Forum Moderators: open

Message Too Old, No Replies

Linkapediabot

         

aristotle

7:15 pm on Aug 23, 2015 (gmt 0)

WebmasterWorld Senior Member 10+ Year Member Top Contributors Of The Month



I don't remember seeing this one before. A web search shows a few results for an old bot with the same name, but I doubt it's the same one.
Host: 54.147.52.254 
/
Http Code: 200 Date: Aug 23 14:33:52 Http Version: HTTP/1.0 Size in Bytes: 25446
Referer: -
Agent: linkapediabot (+http://www.linkapedia.com)

The IP is AWS. Unusual HTTP.

There's hardly any information on the website. The "about us" page seems to be a joke:

About Us
Mike leads our development team located in Colombia, South America. {goofy picture]
Kate is our Marketing Manager with a decade of startup experience in growth hacking. {goofy picture]
Simon is our designer. Our CEO, Dai is a Zen monk. {goofy picture]

Doesn't look trustworthy to me.

lucy24

8:58 pm on Aug 23, 2015 (gmt 0)

WebmasterWorld Senior Member 10+ Year Member Top Contributors Of The Month



goofy picture

Do you know, I had to go check out the site just to see whether "goofy picture" was their literal text* or your synopsis.

I am always annoyed by sites that show a perfectly blank screen in Camino. Just what are they doing that's so fancy and sophisticated, only the most cutting-edge of browsers can display it? And if that is the case, how 'bout a "sorry, your browser is too old"** message? A plain white screen is a pretty good sign of, um, Technical Ineptitude or whatever it is that Google calls it.


* Happens a lot, or the "daily wtf" site would be out of business ;)
** Not to be confused with the oldbrowser message you get on sites that are too dumb to understand that your Safari version is directly linked to your OS version, so they should be looking for a mismatch rather than raw numbers.

keyplyr

1:49 am on Aug 24, 2015 (gmt 0)

WebmasterWorld Senior Member 10+ Year Member Top Contributors Of The Month



Our CEO, Dai is a Zen monk

That may explain the blank screen.

topr8

1:22 pm on Oct 20, 2015 (gmt 0)

WebmasterWorld Senior Member 10+ Year Member Top Contributors Of The Month



it's been showing up a fair bit recently, although it can only get robots.txt anyway for various reasons ... it seems to just be ripping all your information for its own pages and then giving you a little reference link at the bottom. tediously slow to work, i assume the site is pre beta, although it is live.

keyplyr

3:22 am on Oct 27, 2015 (gmt 0)

WebmasterWorld Senior Member 10+ Year Member Top Contributors Of The Month



scraper

lucy24

5:24 am on Oct 27, 2015 (gmt 0)

WebmasterWorld Senior Member 10+ Year Member Top Contributors Of The Month



Huh.

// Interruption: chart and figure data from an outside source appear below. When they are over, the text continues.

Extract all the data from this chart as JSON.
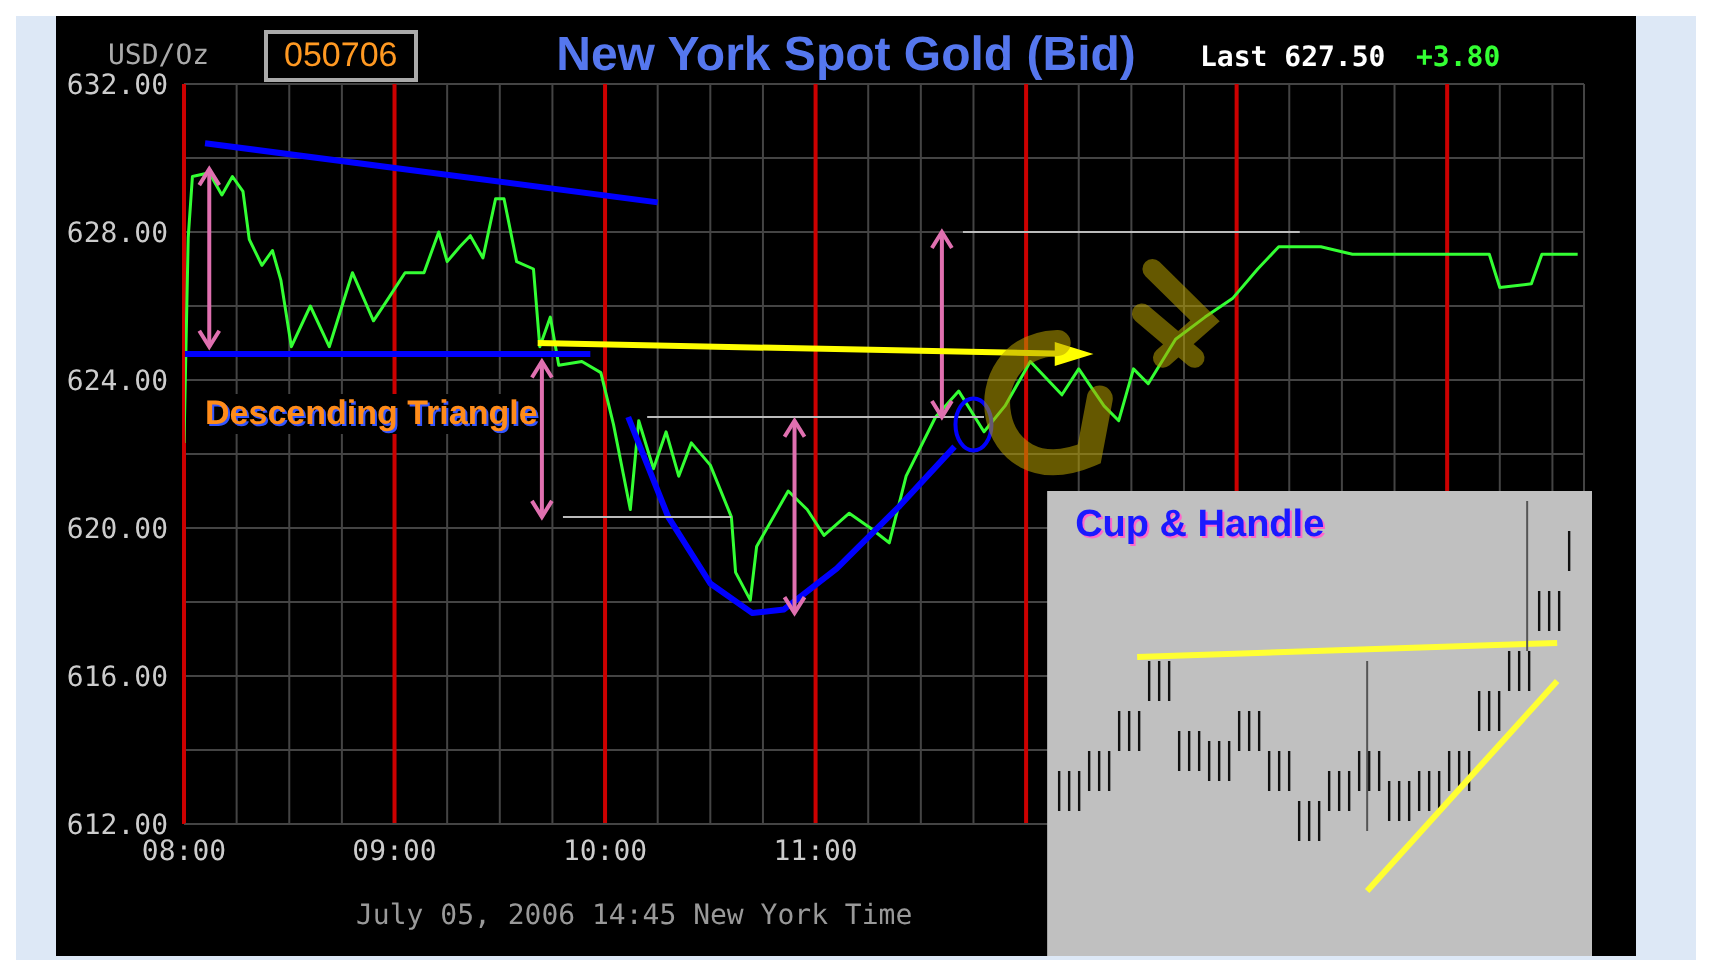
{
  "chart_data": {
    "type": "line",
    "title": "New York Spot Gold (Bid)",
    "ylabel": "USD/Oz",
    "xlabel": "July 05, 2006 14:45 New York Time",
    "annotations": [
      "050706",
      "Last 627.50",
      "+3.80",
      "Descending Triangle",
      "Cup & Handle"
    ],
    "xlim": [
      8,
      14.65
    ],
    "ylim": [
      612,
      632
    ],
    "xticks": [
      {
        "value": 8,
        "label": "08:00"
      },
      {
        "value": 8.25,
        "label": null
      },
      {
        "value": 8.5,
        "label": null
      },
      {
        "value": 8.75,
        "label": null
      },
      {
        "value": 9,
        "label": "09:00"
      },
      {
        "value": 9.25,
        "label": null
      },
      {
        "value": 9.5,
        "label": null
      },
      {
        "value": 9.75,
        "label": null
      },
      {
        "value": 10,
        "label": "10:00"
      },
      {
        "value": 10.25,
        "label": null
      },
      {
        "value": 10.5,
        "label": null
      },
      {
        "value": 10.75,
        "label": null
      },
      {
        "value": 11,
        "label": "11:00"
      },
      {
        "value": 11.25,
        "label": null
      },
      {
        "value": 11.5,
        "label": null
      },
      {
        "value": 11.75,
        "label": null
      },
      {
        "value": 12,
        "label": null
      },
      {
        "value": 12.25,
        "label": null
      },
      {
        "value": 12.5,
        "label": null
      },
      {
        "value": 12.75,
        "label": null
      },
      {
        "value": 13,
        "label": null
      },
      {
        "value": 13.25,
        "label": null
      },
      {
        "value": 13.5,
        "label": null
      },
      {
        "value": 13.75,
        "label": null
      },
      {
        "value": 14,
        "label": null
      },
      {
        "value": 14.25,
        "label": null
      },
      {
        "value": 14.5,
        "label": null
      }
    ],
    "yticks": [
      {
        "value": 612,
        "label": "612.00"
      },
      {
        "value": 614,
        "label": null
      },
      {
        "value": 616,
        "label": "616.00"
      },
      {
        "value": 618,
        "label": null
      },
      {
        "value": 620,
        "label": "620.00"
      },
      {
        "value": 622,
        "label": null
      },
      {
        "value": 624,
        "label": "624.00"
      },
      {
        "value": 626,
        "label": null
      },
      {
        "value": 628,
        "label": "628.00"
      },
      {
        "value": 630,
        "label": null
      },
      {
        "value": 632,
        "label": "632.00"
      }
    ],
    "grid": true,
    "marker": "none",
    "line_style": "solid",
    "series": [
      {
        "color": "#33ff33",
        "x": [
          8.0,
          8.02,
          8.04,
          8.12,
          8.18,
          8.23,
          8.28,
          8.31,
          8.37,
          8.42,
          8.46,
          8.51,
          8.6,
          8.69,
          8.8,
          8.9,
          8.97,
          9.05,
          9.14,
          9.21,
          9.25,
          9.31,
          9.36,
          9.42,
          9.48,
          9.52,
          9.58,
          9.66,
          9.69,
          9.74,
          9.78,
          9.89,
          9.98,
          10.04,
          10.12,
          10.16,
          10.23,
          10.29,
          10.35,
          10.41,
          10.5,
          10.6,
          10.62,
          10.69,
          10.72,
          10.87,
          10.96,
          11.04,
          11.16,
          11.26,
          11.35,
          11.43,
          11.57,
          11.68,
          11.8,
          11.9,
          12.02,
          12.17,
          12.25,
          12.37,
          12.44,
          12.51,
          12.58,
          12.71,
          12.85,
          12.98,
          13.1,
          13.2,
          13.4,
          13.55,
          14.2,
          14.25,
          14.4,
          14.45,
          14.62
        ],
        "values": [
          622.3,
          627.85,
          629.5,
          629.6,
          629.0,
          629.5,
          629.1,
          627.8,
          627.1,
          627.5,
          626.7,
          624.9,
          626.0,
          624.9,
          626.9,
          625.6,
          626.2,
          626.9,
          626.9,
          628.0,
          627.2,
          627.6,
          627.9,
          627.3,
          628.9,
          628.9,
          627.2,
          627.0,
          624.9,
          625.7,
          624.4,
          624.5,
          624.2,
          622.8,
          620.5,
          622.9,
          621.6,
          622.6,
          621.4,
          622.3,
          621.7,
          620.3,
          618.8,
          618.05,
          619.5,
          621.0,
          620.5,
          619.8,
          620.4,
          620.0,
          619.6,
          621.4,
          623.0,
          623.7,
          622.6,
          623.3,
          624.5,
          623.6,
          624.3,
          623.3,
          622.9,
          624.3,
          623.9,
          625.1,
          625.7,
          626.2,
          627.0,
          627.6,
          627.6,
          627.4,
          627.4,
          626.5,
          626.6,
          627.4,
          627.4
        ]
      },
      {
        "color": "#0000ff",
        "x": [
          8.1,
          10.25
        ],
        "values": [
          630.4,
          628.8
        ]
      },
      {
        "color": "#0000ff",
        "x": [
          8.0,
          9.93
        ],
        "values": [
          624.7,
          624.7
        ]
      },
      {
        "color": "#0000ff",
        "x": [
          10.11,
          10.3,
          10.5,
          10.7,
          10.85,
          11.1,
          11.4,
          11.66
        ],
        "values": [
          623.0,
          620.3,
          618.5,
          617.7,
          617.8,
          618.9,
          620.6,
          622.2
        ]
      }
    ]
  }
}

Poring over raw logs I found one isolated visit from earlier this year. Or should I call it two visits? robots.txt, followed by a lone interior page ... eight hours later. Both from 54.162.224.26, so 80,000 guesses what response they got on the html.

I remain stumped about that one page, since it's of very narrow appeal and I can't think of anywhere it would be linked from. (Anywhere outside, I mean. If GWT/GSC knows anything, they're not saying.) The only distinguishing feature of the page is that it's got a couple hundred links* to pages on a third-party site ... but scrapers certainly don't need my help locating that other site's files.

As I said: Huh.


* I cross-checked my HTML. There appear to be 357 total ... which is a mystery of its own, because the count is supposed to be 319. I must have listed a lot of things twice.

keyplyr

8:11 am on Oct 27, 2015 (gmt 0)

WebmasterWorld Senior Member 10+ Year Member Top Contributors Of The Month



I remain stumped about that one page, since it's of very narrow appeal and I can't think of anywhere it would be linked from

Many different techniques are used for URL getting, not all linear... meaning not all bots are crawlers/spiders coming from links posted somewhere on the internet. Some are vertical... getting addresses from a list or dump. Some URLs are gathered at data centers for different reasons: security checking, data mining & now of course social recursive and the implication to marketing research.

I have pages where the content would not be logical if the user did not come from the preceding page but I often see direct requests for that page alone.

Moral of the story - a bot doesn't care. A bot just GETs. I for one like that and am not a big fan of artificial intelligence. I still remember what happened with Kubrick's H.A.L.